Howard, A.G. - Stain by Howard A.G

Howard, A.G. - Stain by Howard A.G

Author:Howard, A.G. [Howard, A.G.]
Language: eng
Format: epub
Publisher: Abrams
Published: 2019-01-15T05:00:00+00:00


17

A Collection of Corpses and Consciousness

In the ravine’s lowlands, where the ash thinned and the shade deepened, the Shroud Collective prepared to feast. It had been a long famine—three full weeks—since their last taste of flesh.
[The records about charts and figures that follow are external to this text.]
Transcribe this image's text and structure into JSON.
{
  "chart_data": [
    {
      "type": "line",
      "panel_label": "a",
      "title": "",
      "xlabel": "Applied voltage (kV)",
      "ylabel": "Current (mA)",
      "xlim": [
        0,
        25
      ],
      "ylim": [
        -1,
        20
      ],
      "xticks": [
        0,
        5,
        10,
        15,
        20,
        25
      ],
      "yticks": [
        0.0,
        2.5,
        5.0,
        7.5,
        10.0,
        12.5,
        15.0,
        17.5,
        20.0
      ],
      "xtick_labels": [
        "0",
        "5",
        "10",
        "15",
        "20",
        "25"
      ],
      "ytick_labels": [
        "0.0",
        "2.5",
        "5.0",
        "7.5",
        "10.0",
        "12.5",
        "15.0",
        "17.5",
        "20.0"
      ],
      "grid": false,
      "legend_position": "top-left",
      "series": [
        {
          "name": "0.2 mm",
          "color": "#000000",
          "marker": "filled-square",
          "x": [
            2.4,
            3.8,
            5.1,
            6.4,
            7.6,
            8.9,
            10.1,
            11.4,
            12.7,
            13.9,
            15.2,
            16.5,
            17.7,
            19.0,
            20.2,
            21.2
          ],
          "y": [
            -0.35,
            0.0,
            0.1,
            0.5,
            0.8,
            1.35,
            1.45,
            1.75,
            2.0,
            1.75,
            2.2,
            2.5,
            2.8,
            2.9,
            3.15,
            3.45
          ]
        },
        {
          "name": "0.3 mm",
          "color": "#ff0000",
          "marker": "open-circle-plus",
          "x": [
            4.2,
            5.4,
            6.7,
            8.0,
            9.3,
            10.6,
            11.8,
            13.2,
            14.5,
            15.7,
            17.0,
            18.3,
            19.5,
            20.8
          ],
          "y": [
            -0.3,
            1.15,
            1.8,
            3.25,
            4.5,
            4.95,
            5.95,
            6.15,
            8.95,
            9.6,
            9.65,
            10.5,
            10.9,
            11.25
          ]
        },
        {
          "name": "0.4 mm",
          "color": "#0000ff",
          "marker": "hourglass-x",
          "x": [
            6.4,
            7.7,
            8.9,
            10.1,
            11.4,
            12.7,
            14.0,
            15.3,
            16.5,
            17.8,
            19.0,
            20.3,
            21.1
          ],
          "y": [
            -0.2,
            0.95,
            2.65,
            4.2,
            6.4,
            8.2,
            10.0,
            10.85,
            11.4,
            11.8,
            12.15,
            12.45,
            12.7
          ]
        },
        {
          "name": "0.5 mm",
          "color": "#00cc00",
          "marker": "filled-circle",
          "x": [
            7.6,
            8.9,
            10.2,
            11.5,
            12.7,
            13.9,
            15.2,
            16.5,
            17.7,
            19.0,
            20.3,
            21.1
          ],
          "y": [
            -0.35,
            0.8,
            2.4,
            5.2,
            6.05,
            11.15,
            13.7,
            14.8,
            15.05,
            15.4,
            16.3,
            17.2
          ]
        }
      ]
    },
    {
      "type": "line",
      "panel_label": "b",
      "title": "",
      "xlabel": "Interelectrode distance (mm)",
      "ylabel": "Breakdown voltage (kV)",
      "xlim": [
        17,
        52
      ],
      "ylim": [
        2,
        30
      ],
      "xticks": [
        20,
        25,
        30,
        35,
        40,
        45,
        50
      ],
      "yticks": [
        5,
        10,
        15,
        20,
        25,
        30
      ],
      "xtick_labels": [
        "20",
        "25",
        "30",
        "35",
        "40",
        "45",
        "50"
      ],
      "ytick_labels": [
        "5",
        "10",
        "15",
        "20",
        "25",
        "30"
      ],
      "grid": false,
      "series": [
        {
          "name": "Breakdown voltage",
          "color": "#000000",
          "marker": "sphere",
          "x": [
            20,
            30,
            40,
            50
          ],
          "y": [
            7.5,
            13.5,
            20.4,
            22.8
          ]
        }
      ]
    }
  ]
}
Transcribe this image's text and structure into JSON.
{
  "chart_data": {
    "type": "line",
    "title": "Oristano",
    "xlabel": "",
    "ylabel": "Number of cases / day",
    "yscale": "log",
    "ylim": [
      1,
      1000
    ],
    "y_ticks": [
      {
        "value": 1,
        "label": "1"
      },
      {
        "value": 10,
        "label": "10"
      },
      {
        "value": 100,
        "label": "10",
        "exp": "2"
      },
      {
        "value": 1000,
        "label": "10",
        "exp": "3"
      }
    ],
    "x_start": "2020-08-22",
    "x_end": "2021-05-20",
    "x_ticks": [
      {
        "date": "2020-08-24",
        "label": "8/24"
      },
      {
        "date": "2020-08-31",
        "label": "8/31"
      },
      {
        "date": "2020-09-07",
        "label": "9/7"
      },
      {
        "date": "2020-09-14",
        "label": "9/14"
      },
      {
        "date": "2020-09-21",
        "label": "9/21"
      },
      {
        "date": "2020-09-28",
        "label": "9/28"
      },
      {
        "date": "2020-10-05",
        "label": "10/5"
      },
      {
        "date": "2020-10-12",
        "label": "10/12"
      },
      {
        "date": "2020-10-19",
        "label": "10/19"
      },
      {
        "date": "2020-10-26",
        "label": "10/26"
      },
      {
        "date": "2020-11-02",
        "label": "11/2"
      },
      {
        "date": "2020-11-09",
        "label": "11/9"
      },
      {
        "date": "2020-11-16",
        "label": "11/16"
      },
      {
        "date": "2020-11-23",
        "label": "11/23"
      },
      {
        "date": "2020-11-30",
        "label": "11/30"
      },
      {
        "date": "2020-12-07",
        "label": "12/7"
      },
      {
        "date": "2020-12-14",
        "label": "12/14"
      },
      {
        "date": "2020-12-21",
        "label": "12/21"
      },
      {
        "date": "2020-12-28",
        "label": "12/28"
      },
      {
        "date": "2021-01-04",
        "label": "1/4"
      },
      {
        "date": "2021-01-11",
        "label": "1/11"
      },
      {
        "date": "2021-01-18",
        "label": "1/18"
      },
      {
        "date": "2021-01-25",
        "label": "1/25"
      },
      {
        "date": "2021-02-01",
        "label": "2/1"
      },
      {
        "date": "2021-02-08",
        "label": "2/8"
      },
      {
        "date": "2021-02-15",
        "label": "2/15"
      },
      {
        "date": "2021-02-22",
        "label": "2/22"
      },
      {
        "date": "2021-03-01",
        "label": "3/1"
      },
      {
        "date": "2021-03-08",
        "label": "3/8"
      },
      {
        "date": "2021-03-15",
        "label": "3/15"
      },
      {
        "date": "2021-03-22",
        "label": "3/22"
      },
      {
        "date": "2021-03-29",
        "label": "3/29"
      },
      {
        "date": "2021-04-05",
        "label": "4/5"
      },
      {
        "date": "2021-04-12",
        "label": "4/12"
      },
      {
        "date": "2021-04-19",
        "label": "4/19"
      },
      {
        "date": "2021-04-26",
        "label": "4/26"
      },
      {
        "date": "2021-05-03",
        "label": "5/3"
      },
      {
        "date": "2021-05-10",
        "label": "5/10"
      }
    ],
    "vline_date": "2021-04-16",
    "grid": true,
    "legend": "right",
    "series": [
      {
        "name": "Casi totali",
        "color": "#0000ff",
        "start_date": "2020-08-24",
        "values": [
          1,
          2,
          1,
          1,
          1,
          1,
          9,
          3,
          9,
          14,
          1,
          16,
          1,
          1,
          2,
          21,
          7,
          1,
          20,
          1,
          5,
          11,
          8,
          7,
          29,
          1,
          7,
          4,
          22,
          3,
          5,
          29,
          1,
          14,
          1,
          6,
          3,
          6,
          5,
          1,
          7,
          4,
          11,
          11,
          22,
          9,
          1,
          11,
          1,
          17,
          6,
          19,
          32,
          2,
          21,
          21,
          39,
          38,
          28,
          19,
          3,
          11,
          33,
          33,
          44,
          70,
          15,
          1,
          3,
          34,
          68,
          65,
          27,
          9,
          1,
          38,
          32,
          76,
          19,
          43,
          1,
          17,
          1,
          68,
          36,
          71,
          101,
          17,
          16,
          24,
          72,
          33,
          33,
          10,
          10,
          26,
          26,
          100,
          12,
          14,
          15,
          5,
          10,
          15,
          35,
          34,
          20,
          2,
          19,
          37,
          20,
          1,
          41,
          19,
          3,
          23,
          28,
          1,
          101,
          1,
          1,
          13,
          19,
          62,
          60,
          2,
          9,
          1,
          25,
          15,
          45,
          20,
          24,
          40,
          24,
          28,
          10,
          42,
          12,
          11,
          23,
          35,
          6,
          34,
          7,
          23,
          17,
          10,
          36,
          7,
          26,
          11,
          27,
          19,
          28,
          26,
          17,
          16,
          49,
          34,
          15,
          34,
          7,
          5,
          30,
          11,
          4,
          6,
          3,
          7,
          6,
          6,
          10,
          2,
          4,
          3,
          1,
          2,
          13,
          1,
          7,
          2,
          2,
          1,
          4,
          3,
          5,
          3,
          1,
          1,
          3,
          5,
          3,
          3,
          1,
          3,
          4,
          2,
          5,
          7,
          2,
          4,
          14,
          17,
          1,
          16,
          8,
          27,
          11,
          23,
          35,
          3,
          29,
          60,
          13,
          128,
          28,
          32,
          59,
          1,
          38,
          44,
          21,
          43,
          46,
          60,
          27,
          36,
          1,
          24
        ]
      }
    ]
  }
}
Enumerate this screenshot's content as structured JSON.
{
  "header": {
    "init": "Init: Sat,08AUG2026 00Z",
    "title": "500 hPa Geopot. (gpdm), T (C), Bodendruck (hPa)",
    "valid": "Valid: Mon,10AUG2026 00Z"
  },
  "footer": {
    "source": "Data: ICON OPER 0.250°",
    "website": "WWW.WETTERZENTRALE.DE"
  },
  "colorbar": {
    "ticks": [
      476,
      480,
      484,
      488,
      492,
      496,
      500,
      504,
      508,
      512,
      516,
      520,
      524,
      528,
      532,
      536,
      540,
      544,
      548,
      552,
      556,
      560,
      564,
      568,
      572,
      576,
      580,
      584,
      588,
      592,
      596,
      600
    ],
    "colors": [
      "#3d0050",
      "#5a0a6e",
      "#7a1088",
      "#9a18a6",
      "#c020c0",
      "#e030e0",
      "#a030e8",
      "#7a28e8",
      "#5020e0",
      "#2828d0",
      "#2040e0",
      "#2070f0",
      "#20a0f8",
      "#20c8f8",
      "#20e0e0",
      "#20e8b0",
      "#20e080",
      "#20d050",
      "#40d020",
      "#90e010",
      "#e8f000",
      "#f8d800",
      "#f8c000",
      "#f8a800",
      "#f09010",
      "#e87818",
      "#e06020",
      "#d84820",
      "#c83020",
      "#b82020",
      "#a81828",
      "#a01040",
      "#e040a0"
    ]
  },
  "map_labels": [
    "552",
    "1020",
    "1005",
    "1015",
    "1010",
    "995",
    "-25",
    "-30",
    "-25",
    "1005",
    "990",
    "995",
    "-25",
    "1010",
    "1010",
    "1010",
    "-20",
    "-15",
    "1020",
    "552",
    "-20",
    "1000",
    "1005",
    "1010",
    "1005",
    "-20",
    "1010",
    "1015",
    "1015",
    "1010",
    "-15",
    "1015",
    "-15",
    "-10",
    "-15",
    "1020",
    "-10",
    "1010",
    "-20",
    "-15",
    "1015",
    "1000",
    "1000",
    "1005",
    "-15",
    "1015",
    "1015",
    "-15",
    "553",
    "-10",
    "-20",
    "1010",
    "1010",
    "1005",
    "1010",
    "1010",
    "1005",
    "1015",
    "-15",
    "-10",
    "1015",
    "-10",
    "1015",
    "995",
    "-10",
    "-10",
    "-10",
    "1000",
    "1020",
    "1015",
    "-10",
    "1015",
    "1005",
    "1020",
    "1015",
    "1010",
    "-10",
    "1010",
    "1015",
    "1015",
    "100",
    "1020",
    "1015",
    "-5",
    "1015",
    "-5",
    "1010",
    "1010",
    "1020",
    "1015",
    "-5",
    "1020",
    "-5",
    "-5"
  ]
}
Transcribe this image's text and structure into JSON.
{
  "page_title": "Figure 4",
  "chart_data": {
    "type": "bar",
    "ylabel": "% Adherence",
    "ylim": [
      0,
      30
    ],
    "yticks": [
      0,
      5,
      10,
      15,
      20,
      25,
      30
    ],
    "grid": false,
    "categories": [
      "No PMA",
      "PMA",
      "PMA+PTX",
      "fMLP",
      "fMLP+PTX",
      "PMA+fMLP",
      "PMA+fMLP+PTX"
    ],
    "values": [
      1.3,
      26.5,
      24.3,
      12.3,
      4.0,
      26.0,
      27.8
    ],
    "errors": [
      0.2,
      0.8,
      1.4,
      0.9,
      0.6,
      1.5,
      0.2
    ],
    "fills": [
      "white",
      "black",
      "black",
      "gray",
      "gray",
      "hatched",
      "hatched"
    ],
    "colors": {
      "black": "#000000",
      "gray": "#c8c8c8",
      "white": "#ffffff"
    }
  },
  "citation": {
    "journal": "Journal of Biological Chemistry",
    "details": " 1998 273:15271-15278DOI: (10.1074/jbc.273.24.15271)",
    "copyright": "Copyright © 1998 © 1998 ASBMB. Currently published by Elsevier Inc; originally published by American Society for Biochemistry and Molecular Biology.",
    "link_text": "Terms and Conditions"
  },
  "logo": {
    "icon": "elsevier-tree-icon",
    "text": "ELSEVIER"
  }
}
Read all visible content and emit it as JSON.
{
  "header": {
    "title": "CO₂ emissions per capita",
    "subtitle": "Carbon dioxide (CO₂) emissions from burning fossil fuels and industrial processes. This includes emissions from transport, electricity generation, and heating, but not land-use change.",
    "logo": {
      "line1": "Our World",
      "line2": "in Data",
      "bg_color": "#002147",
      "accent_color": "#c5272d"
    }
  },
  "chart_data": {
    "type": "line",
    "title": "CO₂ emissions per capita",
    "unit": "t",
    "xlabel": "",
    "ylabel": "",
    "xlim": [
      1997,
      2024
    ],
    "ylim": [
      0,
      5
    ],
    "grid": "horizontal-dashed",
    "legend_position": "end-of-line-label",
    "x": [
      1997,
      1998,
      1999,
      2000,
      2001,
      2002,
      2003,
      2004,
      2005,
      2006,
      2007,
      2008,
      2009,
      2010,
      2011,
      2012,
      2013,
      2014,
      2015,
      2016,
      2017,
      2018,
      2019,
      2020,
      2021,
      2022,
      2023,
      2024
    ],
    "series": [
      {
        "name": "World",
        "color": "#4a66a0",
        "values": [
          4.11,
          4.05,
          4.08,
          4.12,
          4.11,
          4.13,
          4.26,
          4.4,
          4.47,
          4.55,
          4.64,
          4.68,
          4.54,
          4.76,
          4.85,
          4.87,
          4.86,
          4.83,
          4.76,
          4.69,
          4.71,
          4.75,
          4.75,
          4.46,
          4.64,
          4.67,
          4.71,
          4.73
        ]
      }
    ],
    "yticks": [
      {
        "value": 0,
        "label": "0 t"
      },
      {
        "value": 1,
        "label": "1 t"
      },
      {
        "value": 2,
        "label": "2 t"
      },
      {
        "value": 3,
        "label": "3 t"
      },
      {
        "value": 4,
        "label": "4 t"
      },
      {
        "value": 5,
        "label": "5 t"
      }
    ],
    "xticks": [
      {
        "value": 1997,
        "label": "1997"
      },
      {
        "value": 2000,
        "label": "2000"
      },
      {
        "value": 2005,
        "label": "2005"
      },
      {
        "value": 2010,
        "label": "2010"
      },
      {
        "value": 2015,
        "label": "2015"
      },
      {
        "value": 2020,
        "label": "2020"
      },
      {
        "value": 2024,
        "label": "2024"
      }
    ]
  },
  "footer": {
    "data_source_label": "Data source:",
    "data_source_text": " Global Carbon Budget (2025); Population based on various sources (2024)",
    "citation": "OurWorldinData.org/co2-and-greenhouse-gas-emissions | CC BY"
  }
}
Soon their suffering would end. The page boy who escaped five years earlier was about to stumble back into their keep. From this distance, he appeared to be in much the same state as when he first arrived in a pine box: shredded clothes matching his torn skin, deserted and broken. The perfect candidate for luring into their lair. Mistress Umbra began casting out her siren’s song—a whispering enticement meant to trick those walking the path overhead, meant to sound like whatever their heart wanted most to find. The page boy would take the bait. He was too lost to do otherwise. The mother shroud gathered her children within the clearing, each amorphous silhouette conforming to the black, gnarled trees that hid them. Innumerable glowing white eyes blinked between branches, awaiting attack.

Stain paused along the steep pathway, perking her ears at a rustling down below. The ash within the ravine muffled most sounds, like a thick layer of downy feathers. The ravine’s lore echoed within that silence . . . a tale she hadn’t thought of in some time: those who came to live here brought their sins and shed them upon the trees. The wickedness, having nowhere else to go, transformed to a sentient moss that slunk to the ground and decomposed every wild, beautiful thing to ash.

Had she been so wicked, in her past? That someone had shed her here like a vile sin? Or was she once beautiful until left to decompose and rot in the wastelands?

With the absence of wind, birds, and skittering bugs, the quiet became deafening. She’d been calling for Scorch in her mind to fill the void, to no avail.

Before ending up here, she had searched their usual haunts: the market where they frolicked in the after hours when everyone closed shop (Scorch was fascinated by human customs and items, much as he tried to deny it); the lofties, where the ravine’s dense canopy reached to monolithic heights so high Scorch could fly without even stirring the ash below; and the quagmire-quarry, where they held contests to see who could outrun the most puddles. Scorch had the advantage of wings, but Stain learned that climbing trees worked as well, since a living puddle—no matter how agile—was repelled by wood and stone. Over the years, she had tied with Scorch in only three matches, and only because he allowed her to, according to him. Every other time, she had to tolerate him mocking her lack of wings and extra legs. Today his arrogant jibes would be music, if she could only see him safe.

She’d circled around the tarn of clear water where they liked to go fishing, only to stop in her tracks, hidden behind a trunk. Though she didn’t see the Night Ravager, his crew had set up camp there—close to the labyrinth of thorns where Stain first encountered them.